Ahora bien: ¿qué impacto concreto tuvo la esclavitud en la economía peninsular? Es difícil, si no imposible, aventurar cifras. Está claramente establecido que los impresionantes beneficios concentrados gracias tanto al tráfico como a la explotación de esclavos ayudaron a financiar la modernización de la industria, principalmente en el País Vasco y Catalunya , y que facilitaron también la inserción de España en el capitalismo mundial.
Aunque es prácticamente imposible reconstruir las cifras, tal como señala el historiador Luis Alonso, la construcción de varias de las magníficas casas que distinguen el Eixample barcelonés coincide con el inicio de la guerra de 10 años en Cuba (1868-1878) y la consiguiente fuga de capitales, que se repatriaron de urgencia a España. En ese sentido, estas construcciones dan una pauta indirecta y mínima de la magnitud del negocio.

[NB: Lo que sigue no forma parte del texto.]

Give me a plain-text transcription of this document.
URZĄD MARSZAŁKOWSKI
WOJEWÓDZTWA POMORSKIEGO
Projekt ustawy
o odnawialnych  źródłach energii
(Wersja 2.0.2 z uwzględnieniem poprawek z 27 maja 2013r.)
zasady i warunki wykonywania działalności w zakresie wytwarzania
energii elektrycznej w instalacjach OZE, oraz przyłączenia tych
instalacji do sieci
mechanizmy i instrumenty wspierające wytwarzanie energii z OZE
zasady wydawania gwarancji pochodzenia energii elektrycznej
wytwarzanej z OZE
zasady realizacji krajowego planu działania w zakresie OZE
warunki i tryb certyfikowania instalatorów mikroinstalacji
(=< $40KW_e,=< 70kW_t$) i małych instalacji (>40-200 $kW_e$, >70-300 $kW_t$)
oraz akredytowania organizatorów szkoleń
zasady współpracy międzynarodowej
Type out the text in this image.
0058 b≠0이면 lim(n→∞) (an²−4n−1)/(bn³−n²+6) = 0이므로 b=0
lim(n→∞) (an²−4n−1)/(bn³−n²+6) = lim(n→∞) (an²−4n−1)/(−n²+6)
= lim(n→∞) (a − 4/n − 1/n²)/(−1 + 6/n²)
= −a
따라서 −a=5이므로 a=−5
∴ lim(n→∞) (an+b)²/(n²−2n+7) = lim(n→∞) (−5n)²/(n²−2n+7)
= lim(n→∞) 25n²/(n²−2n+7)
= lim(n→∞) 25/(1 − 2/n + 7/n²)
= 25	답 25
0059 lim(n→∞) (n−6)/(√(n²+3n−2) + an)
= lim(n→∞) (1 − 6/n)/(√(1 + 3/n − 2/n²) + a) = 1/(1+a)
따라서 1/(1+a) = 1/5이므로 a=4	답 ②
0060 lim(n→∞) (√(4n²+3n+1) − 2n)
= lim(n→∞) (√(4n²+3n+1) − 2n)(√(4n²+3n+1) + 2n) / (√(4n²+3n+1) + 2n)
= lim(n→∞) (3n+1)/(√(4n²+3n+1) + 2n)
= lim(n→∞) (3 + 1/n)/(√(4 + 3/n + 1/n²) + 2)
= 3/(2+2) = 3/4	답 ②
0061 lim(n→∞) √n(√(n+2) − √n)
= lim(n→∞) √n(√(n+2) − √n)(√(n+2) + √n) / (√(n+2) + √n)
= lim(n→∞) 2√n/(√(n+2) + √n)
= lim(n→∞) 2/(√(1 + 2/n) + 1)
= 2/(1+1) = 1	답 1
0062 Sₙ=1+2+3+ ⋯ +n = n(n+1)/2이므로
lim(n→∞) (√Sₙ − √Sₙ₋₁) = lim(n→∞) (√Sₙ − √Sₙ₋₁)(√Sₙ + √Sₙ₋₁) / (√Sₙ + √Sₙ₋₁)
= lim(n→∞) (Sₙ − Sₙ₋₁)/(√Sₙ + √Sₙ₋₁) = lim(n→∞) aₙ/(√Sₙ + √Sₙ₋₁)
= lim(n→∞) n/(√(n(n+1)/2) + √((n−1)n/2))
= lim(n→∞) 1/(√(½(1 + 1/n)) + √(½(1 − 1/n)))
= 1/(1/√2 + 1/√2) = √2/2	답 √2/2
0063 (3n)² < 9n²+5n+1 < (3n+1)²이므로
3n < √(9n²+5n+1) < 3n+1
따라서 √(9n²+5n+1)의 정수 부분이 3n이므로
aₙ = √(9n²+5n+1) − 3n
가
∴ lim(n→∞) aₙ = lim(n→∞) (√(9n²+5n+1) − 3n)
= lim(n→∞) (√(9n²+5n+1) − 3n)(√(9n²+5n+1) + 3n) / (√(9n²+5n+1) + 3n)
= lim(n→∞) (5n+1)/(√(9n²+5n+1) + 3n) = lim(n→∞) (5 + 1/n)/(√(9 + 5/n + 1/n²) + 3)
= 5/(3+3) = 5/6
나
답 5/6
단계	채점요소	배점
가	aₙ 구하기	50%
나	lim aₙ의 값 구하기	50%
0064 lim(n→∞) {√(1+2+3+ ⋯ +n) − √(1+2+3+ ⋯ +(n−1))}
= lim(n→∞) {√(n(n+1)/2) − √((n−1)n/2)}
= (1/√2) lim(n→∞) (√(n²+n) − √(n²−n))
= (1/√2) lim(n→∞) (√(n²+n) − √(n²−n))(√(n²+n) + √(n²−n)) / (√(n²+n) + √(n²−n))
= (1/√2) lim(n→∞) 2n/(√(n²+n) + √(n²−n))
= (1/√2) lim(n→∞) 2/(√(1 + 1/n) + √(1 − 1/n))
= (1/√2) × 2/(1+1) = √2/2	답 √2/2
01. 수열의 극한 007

Otro punto a destacar es que si la esclavitud tuvo un largo recorrido en España no fue solo por efecto de las acciones emprendidas por los sectores que se beneficiaban directamente de la trata, sino que este fenómeno en sí no generó un rechazo social mayoritario en la Península, al menos no equivalente al que conocieron otras sociedades, como la británica. Probablemente, la debilidad del abolicionismo hizo que se tardara más en reaccionar contra el tráfico negrero y la esclavitud.